Rep. Boehner and other congressional Republicans have said they will keep some of the insurance market reforms – such as the prohibition on denying coverage for preexisting conditions – but will seek to throw out the mandate that individuals have health insurance coverage. That is a formula for disaster for the law – and for insurance companies, wrote Henry Aaron, a senior fellow at the Brookings Institution, in a perspective article published in the New England Journal of Medicine (2010;18:1685-7). Unless most Americans are covered, insurers might be bankrupted by the reforms, he said.

"In brief, the pledge to keep insurance-market reforms without both mandated coverage and subsidies is untenable," Mr. Aaron wrote.

Mr. Slattery agreed. "If you’re going to really reform the insurance industry with the preexisting-condition reforms, we have to have a mandate of some kind," he said.

The requirement that individuals carry insurance or pay a penalty, however, is the central issue being challenged by 20 states that are involved in a lawsuit against the federal government in the U.S. District Court in Florida. Virginia has also filed its own suit, a case that Mr. Slattery said he expected to rise to the Supreme Court.

And governors and attorneys general elected in five states also campaigned on the promise that they, too, would support overturning the mandate.

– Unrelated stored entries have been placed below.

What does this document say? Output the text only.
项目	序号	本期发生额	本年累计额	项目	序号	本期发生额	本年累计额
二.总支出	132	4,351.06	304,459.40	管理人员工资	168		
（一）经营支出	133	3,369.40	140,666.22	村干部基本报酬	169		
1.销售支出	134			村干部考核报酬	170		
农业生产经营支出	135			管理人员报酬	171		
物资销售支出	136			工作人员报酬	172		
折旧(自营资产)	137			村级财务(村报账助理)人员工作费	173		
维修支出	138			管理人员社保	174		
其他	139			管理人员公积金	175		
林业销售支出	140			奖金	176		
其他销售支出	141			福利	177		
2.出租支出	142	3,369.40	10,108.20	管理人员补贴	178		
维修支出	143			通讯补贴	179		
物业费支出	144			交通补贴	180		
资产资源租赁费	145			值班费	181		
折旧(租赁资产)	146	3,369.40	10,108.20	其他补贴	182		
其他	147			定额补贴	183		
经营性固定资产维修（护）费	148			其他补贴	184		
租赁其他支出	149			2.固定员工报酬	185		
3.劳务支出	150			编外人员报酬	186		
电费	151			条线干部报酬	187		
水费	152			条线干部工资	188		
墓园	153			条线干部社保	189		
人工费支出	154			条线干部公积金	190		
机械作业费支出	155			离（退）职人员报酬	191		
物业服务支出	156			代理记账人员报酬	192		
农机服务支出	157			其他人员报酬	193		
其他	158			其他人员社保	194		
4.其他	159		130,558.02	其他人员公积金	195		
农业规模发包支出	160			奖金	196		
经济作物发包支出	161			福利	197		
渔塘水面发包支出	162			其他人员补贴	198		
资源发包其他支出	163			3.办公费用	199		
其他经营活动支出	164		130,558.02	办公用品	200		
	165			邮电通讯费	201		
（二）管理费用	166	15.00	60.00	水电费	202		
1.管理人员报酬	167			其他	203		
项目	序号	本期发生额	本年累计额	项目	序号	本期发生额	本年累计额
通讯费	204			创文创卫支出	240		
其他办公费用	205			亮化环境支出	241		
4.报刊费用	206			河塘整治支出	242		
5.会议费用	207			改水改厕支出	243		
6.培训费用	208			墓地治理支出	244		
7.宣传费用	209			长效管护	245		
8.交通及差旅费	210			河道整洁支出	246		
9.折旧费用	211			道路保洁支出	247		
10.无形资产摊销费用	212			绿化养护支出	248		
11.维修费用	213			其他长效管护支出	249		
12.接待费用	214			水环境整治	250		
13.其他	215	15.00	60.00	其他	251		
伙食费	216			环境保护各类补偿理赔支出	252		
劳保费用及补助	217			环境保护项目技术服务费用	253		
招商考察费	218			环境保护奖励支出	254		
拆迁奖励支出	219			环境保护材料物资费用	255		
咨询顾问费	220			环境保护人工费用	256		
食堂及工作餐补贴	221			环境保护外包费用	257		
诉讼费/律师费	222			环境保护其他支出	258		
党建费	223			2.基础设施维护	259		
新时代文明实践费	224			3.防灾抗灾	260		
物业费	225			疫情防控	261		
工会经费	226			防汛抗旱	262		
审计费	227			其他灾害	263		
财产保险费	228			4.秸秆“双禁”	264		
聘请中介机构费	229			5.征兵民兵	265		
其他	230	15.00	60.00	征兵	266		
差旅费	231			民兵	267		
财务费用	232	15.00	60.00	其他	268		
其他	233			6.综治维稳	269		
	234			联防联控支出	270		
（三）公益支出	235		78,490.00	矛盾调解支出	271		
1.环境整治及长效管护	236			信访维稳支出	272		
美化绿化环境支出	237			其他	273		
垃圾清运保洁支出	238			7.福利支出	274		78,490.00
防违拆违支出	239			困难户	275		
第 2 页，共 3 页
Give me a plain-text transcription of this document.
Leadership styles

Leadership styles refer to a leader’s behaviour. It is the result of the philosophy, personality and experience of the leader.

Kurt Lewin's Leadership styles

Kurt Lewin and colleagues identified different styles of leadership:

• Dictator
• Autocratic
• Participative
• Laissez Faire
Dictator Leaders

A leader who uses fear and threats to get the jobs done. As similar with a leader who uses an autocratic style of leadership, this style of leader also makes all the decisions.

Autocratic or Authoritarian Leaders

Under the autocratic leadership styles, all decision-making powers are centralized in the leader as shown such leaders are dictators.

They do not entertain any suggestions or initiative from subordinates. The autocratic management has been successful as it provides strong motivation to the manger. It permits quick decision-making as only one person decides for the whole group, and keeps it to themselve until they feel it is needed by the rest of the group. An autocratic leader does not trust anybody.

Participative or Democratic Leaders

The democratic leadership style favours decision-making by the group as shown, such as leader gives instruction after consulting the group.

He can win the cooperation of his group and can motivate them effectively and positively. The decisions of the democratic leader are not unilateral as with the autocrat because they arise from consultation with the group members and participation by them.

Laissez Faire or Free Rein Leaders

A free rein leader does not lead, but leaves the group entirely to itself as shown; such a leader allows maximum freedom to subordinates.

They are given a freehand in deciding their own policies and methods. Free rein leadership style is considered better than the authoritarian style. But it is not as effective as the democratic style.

With money tight and millions of potential new Medicaid enrollees, governors from all parties may revolt against the mandate, said Ms. Johnson. "If you look at the basis on which states are challenging the mandate, it’s in part that it abrogates the federal-state partnership because it imposes burdens they can’t fulfill."

 

 

Back on Capitol Hill, the GOP-led House will also likely take a close look at the ACA-created Independent Payment Advisory Board, said Ms. Johnson. The IPAB, charged with looking at how the federal government pays physicians, hospitals, pharmaceutical companies, and other health providers, would have broad powers that make many Republicans uncomfortable, she said.

In his perspective piece, Mr. Aaron wrote that that Republicans could also tinker with the ACA by cutting off funding for implementation via the appropriations process, or even try to prohibit the Health and Human Services department from writing regulations. Some of those regulations are due to come out in the next 2 months – before the start of the 112th Congress.